Bosniak leaders: Dutch soldiers' responsibility for genocide cannot be partial

Bosniak leaders: Dutch soldiers' responsibility for genocide cannot be partial Izvor: Fena

The Dutch soldiers were responsible and obliged to protect all the residents of the UN safe zone Srebrenica and that was their mandate from the UN, Bosnia's Bosniak Presidency member Sefik Dzaferovic said after the Dutch Supreme Court confirmed on Friday a 2017 ruling which said that the Netherlands is partly responsible for the deaths of 300 victims of the 1995 Srebrenica genocide.

“They are also responsible for all other victims, not just the 350 of them whom they forced out of their camp and handed over to (former Serb army general Ratko) Mladic and (former Republika Srpska entity president Radovan) Karadzic and their butchers. Their responsibility is absolute and cannot be expressed in percentages,” Dzaferovic, who is also a high-ranking official of the strongest Bosniak party, the Democratic Action Party (SDA), said in a written statement.

He added he would continue providing all the support he can to the families of genocide victims and their associations.

The Bosniak leader and the leader of the SDA Bakir Izetbegovic also commented on the verdict saying that it is shameful and distasteful to express responsibility for such an act in any percentage.

The Supreme Court of the Kingdom of the Netherlands confirmed on Friday a 2017 ruling which said that the Netherlands is partly responsible for the deaths of 300 victims of the 1995 Srebrenica genocide.
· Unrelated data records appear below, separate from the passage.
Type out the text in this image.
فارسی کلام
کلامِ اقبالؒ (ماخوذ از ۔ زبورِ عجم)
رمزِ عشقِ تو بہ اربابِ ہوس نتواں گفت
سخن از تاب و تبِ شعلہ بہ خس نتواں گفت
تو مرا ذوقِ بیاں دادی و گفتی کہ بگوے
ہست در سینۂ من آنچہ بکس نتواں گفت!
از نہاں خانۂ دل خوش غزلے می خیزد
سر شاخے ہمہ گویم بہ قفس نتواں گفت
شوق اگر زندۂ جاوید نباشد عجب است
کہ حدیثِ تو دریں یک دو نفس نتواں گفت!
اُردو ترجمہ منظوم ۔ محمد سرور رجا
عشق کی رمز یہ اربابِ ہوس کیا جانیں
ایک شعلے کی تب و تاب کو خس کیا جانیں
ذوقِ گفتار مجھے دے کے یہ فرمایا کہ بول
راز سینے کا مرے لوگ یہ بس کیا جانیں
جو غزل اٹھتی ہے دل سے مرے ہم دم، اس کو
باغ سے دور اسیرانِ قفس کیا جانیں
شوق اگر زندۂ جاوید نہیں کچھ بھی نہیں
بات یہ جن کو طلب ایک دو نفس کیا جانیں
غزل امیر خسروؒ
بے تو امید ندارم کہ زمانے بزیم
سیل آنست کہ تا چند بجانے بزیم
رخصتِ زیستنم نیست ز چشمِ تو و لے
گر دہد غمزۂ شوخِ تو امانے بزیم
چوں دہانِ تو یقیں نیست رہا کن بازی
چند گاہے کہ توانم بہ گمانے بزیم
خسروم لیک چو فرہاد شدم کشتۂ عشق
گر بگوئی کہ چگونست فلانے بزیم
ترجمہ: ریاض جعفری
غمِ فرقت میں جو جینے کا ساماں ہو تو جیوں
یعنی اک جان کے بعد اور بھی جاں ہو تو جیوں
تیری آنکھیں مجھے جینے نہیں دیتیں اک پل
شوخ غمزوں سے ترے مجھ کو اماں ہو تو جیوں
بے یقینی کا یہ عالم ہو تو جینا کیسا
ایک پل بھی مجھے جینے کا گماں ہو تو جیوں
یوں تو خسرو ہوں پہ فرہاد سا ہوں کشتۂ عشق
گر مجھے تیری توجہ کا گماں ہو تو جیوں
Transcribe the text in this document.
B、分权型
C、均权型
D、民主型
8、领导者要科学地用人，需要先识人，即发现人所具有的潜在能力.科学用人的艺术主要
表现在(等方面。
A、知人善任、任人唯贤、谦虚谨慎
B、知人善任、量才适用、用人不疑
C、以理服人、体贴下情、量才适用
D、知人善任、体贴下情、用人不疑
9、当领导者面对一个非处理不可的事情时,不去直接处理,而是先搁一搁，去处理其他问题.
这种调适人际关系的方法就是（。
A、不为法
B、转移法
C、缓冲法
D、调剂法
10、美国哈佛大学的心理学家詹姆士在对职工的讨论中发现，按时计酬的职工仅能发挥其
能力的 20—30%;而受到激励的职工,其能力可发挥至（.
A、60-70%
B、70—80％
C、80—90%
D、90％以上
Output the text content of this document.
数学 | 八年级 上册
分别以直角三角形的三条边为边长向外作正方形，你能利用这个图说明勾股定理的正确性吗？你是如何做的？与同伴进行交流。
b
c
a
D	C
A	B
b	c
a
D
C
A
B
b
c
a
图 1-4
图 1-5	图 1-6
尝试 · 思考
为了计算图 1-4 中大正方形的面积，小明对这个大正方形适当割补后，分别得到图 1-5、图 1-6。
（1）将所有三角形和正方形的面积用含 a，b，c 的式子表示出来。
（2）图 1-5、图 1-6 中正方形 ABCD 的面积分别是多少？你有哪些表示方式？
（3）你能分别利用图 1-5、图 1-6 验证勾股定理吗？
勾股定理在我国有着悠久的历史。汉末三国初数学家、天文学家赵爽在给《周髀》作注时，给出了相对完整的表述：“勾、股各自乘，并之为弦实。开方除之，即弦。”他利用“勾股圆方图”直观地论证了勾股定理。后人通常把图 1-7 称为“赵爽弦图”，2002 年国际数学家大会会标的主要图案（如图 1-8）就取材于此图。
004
The court determined that the Dutch battalion could probably not have prevented the Bosnian Serb soldiers from arresting the Bosniak men.

In April 1993 the UN had declared the besieged enclave of the eastern Bosnian town of Srebrenica a safe zone under the UN protection. However, in July 1995 the Dutch battalion failed to prevent the town's capture by the Bosnian Serb forces and the massacre that followed.

More than 8,000 Bosniak men and boys were killed in the genocide committed in the days after 11 July 1995, and so far the remains of more than 6,600 have been found and buried.